Tuesday, March 21, 2006

North Korea's Future Uncertain

North Korea is a country crippled by decades of Soviet-style central planning, leavened by a devastating cult of personality. Its policies have led to horrendous famine in recent years, with millions dying. Its economic madness has finally caught up to it, and its leader has recently authorized the creation of special economic zones where its impoverished citizens may engage in trading, particularly of agricultural products, and where foreign firms, mostly South Korean, may invest and take advantage of a docile and cheap work force.

We have seen this movie before. The last showing was China in the early 1980s. Its reforms began as just a dollop of experimentation in the countryside and in four special economic zones, where the usual Marxist rules were suspended. The most famous was Shenzhen, adjacent to Hong Kong, and it and the remainder of the coast powered what became the Chinese growth miracle. By liberating the Chinese people to achieve rapidly growing standards of living, the regime (certainly after the 1989 Tiananmen massacre) gave them an incentive to avoid for now the question (which will ultimately arrive) of greater political rights and an end to the Communist Party's strangehold on power.

So can North Korea duplicate this feat? Not for long, I think. The primary node of DRPK contact with the global economy is going to be South Korean firms, and doing business with them and the rest of the planet is going to require a certain amount of freedom of movement, much as it required the lifting of many Chinese emigration restrictions before. Whereas Chinese could go abroad and either stay there or still identify with the mother country, when North Koreans begin to link with the broader world around them they will notice that in some sense their country is superfluous. There is already a globally linked country full of competitive Koreans - South Korea. While the Chinese government can tap a reservoir of patriotism and claim to possess what Chinese once called the mandate of heaven because of its oversight of China's rising prosperity, power and prestige (and never underestimate the importance of the latter to a people used to decades of humiliation), once the DPRK abandons the cult of the Kim dynasty it has no claim to legitimacy.

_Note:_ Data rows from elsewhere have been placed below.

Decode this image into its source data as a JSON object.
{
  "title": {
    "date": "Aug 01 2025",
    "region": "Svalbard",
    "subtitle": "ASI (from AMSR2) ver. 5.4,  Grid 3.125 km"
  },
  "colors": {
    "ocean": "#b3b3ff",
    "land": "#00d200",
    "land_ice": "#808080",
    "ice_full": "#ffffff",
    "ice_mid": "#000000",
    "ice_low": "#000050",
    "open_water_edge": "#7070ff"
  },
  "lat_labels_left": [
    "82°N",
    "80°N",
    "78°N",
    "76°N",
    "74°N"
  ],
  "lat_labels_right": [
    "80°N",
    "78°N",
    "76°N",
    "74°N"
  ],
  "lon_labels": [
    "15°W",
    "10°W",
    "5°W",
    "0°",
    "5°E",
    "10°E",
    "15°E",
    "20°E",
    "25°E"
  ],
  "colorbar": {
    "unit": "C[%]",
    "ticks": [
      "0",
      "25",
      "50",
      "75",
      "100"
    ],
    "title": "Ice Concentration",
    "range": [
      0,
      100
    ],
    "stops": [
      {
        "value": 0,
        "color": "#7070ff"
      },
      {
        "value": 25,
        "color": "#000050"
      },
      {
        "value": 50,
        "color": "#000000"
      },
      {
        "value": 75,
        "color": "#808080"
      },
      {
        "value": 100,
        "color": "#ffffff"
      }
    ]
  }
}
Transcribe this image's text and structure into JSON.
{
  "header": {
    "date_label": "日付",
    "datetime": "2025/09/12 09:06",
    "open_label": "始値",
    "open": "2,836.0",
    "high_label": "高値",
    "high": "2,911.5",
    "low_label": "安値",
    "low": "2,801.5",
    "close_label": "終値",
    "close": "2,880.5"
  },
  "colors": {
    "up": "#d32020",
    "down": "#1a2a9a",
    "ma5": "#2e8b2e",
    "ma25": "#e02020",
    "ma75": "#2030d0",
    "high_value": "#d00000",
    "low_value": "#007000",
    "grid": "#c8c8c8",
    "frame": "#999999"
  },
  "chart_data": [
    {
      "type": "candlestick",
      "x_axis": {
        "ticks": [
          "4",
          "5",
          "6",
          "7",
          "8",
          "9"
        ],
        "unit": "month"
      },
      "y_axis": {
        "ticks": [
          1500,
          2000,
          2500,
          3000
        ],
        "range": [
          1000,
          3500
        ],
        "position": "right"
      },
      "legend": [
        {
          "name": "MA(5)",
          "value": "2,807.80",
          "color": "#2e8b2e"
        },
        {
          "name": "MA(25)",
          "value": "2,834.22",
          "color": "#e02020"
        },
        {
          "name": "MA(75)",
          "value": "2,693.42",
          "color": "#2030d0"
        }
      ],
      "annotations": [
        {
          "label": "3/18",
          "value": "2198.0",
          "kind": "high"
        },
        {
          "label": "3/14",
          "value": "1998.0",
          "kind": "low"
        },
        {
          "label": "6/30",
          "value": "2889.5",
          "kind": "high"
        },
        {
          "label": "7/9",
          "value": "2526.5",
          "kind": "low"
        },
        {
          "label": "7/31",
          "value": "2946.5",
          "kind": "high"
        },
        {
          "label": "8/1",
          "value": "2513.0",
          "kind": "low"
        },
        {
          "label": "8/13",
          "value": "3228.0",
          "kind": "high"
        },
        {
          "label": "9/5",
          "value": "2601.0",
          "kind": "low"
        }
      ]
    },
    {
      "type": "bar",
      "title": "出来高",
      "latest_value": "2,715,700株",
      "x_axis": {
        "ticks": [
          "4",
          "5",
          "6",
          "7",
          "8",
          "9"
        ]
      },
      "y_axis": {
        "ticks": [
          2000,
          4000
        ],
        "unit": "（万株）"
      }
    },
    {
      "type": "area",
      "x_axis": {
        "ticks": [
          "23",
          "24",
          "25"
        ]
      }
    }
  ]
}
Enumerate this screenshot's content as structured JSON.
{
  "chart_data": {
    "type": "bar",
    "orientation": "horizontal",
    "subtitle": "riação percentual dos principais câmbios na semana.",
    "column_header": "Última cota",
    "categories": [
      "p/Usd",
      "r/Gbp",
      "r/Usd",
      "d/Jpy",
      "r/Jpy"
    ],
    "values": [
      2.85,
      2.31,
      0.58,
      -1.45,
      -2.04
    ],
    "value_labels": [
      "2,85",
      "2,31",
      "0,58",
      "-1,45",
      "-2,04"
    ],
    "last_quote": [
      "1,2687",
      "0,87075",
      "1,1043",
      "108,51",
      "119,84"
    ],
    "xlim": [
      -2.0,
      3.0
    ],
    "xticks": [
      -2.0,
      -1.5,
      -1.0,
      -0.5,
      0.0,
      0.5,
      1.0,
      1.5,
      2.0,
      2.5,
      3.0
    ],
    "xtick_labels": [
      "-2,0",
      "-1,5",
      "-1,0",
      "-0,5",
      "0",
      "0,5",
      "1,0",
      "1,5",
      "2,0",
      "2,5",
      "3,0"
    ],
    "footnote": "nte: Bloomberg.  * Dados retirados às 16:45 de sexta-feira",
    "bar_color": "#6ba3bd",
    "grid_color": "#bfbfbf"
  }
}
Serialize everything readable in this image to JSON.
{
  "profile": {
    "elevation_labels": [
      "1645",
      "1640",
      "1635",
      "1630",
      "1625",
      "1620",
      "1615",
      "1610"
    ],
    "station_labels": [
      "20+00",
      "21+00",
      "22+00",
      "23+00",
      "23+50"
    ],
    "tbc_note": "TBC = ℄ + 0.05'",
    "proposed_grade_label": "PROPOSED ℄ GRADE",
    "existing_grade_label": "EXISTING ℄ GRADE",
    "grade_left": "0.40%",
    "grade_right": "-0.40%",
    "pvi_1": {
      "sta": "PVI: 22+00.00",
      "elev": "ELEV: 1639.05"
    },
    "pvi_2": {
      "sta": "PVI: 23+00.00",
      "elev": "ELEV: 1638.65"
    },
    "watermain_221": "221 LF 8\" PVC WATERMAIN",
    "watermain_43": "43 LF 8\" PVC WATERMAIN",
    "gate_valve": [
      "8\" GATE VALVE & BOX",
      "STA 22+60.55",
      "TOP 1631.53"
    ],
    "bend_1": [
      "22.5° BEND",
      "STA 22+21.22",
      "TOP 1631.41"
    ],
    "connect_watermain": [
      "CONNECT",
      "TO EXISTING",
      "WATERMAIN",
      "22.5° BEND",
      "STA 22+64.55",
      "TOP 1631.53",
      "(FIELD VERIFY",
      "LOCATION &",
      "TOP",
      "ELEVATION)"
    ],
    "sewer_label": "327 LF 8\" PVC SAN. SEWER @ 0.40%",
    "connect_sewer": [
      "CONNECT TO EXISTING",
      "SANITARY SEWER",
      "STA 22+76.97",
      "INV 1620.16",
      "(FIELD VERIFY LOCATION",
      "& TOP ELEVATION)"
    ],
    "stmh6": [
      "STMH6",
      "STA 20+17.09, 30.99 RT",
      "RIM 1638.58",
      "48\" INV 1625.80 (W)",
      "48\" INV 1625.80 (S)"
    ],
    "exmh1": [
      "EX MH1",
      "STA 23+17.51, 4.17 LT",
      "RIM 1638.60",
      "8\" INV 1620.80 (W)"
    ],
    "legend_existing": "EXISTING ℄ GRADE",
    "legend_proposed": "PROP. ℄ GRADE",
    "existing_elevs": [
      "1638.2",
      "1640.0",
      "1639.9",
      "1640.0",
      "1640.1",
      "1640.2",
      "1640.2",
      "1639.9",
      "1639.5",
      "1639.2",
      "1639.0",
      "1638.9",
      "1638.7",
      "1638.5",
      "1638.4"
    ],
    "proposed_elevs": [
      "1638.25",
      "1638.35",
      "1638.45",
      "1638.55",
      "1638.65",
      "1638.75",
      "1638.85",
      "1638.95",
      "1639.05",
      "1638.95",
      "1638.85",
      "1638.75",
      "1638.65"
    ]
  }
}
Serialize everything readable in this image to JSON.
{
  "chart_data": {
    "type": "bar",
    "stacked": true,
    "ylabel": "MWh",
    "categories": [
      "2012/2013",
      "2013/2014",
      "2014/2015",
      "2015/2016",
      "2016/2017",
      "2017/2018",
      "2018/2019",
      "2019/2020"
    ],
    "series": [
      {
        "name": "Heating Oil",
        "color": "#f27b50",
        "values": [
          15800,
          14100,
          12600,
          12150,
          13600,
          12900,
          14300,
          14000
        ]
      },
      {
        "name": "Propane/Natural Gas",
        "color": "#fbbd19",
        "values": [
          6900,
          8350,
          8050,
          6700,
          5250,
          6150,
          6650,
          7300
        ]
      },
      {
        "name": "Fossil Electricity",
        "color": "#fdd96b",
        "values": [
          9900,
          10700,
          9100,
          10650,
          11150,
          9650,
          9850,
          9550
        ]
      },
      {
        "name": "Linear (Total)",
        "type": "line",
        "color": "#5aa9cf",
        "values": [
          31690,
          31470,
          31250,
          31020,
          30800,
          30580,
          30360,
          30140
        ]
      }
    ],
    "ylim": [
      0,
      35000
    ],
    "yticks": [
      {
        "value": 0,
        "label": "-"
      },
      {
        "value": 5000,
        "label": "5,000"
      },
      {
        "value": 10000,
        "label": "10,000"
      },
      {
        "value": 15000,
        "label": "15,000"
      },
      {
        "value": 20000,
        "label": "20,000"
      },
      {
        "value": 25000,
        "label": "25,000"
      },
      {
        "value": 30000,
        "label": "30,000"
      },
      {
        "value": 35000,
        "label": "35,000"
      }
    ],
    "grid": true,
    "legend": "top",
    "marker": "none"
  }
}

And so I would predict that pressure on the Kim regime will come much faster than it has fallen on the Chinese communists. Here connection to the global economy really will foster (in short order) pressure on the regime to either end its oppression or to go extinct entirely, merging with South Korea. The ROK has always feared a rapid collapse of the North, resulting in a surge of impoverished refugees southward, but something similar - a poor but more prosperous and sophisticated DPRK populace demanding everything that their neighbors to the South already have - is coming. That of course will threaten the apparatchiki of the DPRK, all the way up to Kim Jong Il himself, and there is no telling how they would react to a threat to their power and corresponding perquisites. But given their cultural counterexample to the South and their powerful neighbor to the North, I cannot see how the DPRK leadership can avoid extinction. I suspect farsighted people in the South and China are already thinking about how to engineer a quiet ride into the sunset for the DPRK leadership (in the manner of East Germany or Poland rather than Romania). This would explain the increasing comfort the ROK government has with China, and the DPRK's desperate cultivation of the threat of its possession, proliferation and even use of nuclear weapons. Achieving the quiet retirement of the North will be a task calling for the highest diplomatic arts, but I would be very surprised if North Korea exists seven or eight years from now.

2 Comments:

Blogger Exciting! said...

The CCP has been at this game you think will strip Kim Jong-il of power for decades now and they are nowhere near losing control.
The personality cult of Mao can easily be compared to the Kim dynasty yet the CCP managed to stay in control even after Mao’s death and the coming of a slightly less authoritarian type of dictatorship.
Predicting DPRK’s demise within 7-8 year may be jumping the gun

9:30 AM  
Blogger Evan said...

Maybe. But there is no "South China" capable of absorbing a huge migration once people give up on the DPRK. Under the Cultural Revolution as many people fled to Hong Kong as the city could hold. If Hong Kong had been fifty times bigger Mao might've been done then.